Mark Jacobs, CIO of the Delaware Health Information Network (DHIN), a health information exchange (HIE) that serves all of Delaware’s hospitals and providers, says that for an HIE, the biggest challenge with medical images is community viewing, which can be described as “a work in progress.” But Jacobs agrees that the VNA is a critical component to community viewing. “If you look at community viewing, just implementing a UniViewer in the community is going to be problematic because of response times, access speeds, and bandwidth issues. Remember, you’re talking big, heavy images. We have learned with an HIE, if you have to wait for anything at the point of care, physicians will get frustrated and not use it. If the world was perfect, we would have the UniViewers, big communication pipes, and also a VNA—those are three success components for community viewing. But it’s a very expensive business proposition.”
The next step in image exchange is the rise of HIEs, which has been recently expanding, adds David Mendelson, M.D., director of radiology information systems at the N.Y.-based Mount Sinai Medical Center. Cross-enterprise document sharing for imaging (XDS-I.b) extends XDS to share images, diagnostic reports, and related information across a group of care sites.

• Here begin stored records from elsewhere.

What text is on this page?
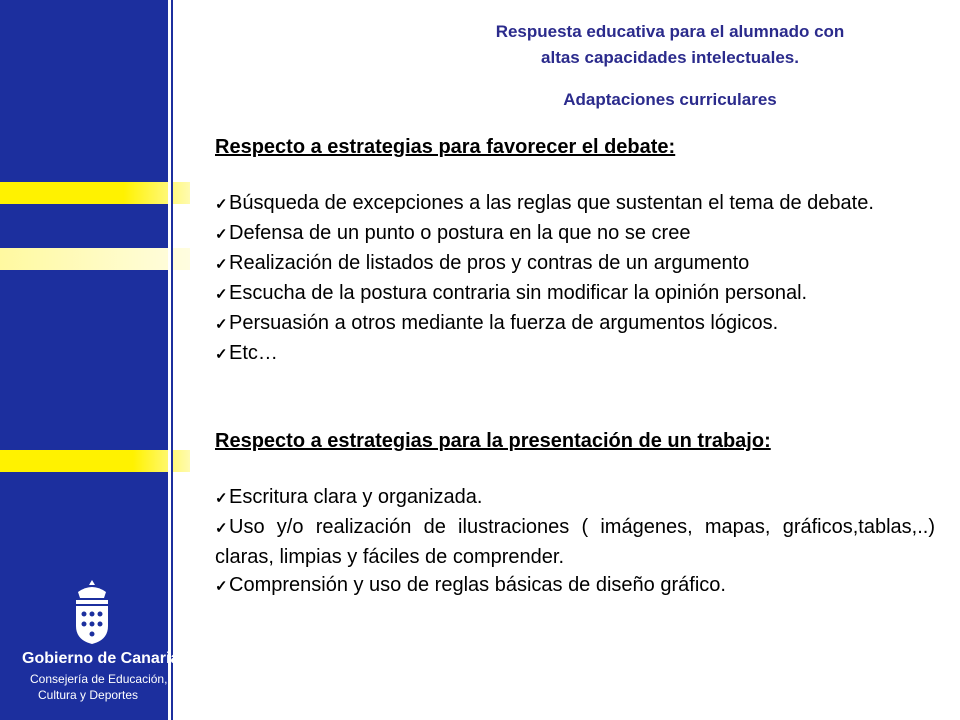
Gobierno de Canarias
Consejería de Educación,
Cultura y Deportes
Respuesta educativa para el alumnado con
altas capacidades intelectuales.
Adaptaciones curriculares
Respecto a estrategias para favorecer el debate:
✓Búsqueda de excepciones a las reglas que sustentan el tema de debate.
✓Defensa de un punto o postura en la que no se cree
✓Realización de listados de pros y contras de un argumento
✓Escucha de la postura contraria sin modificar la opinión personal.
✓Persuasión a otros mediante la fuerza de argumentos lógicos.
✓Etc…
Respecto a estrategias para la presentación de un trabajo:
✓Escritura clara y organizada.
✓Uso y/o realización de ilustraciones ( imágenes, mapas, gráficos,tablas,..) claras, limpias y fáciles de comprender.
✓Comprensión y uso de reglas básicas de diseño gráfico.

Mendelson is also co-chair of Integrating the Healthcare Enterprise (IHE), an initiative designed to improve the way computer systems in healthcare share information. IHE promotes the coordinated use of established standards such as Digital Imaging and Communications in Medicine (DICOM) and Health Level Seven International (HL7) to address specific clinical needs in support of optimal patient care.
David Mendelson, M.D
When the HITECH (Health Information Technology for Economic and Clinical Health) Act was passed, image exchange became a major agenda item in the White House, and thus for the National Institutes of Health (NIH). Over the last four years, says Mendleson, using NIH funding, IHE has established a small, but growing, network of hospitals that are enabled to export—with patient consent—images into the servers of a few vendors that maintain image-enabled personal health records. The idea moving forward, he says, is to build a network such that it uses an infrastructure that is very similar to the infrastructure used for HIEs, so they can all live on the same national highway. “We are trying to get the vendors to all adopt this XDS standard, so no matter how you exchange images, it’s all the same standard,” he says.
As Jacobs notes, though, for many healthcare organizations, cost remains a major barrier when it comes to being progressive with their medical imaging capabilities. At the five-hospital University of Colorado (UC) Health, MariJo Rugh, vice president of application services, says finances are one of the system’s biggest deterrents right now. “If you look at the cost per study in your own PACS system, and an additional cost for the cloud to share the image, it adds up. Each image you need to store has a significant dollar value associated with the storage and exchange of it. Then, you get into image life management, such as how long you will hold onto it, based on how much storage you’re going to have. It all comes back down to cost.”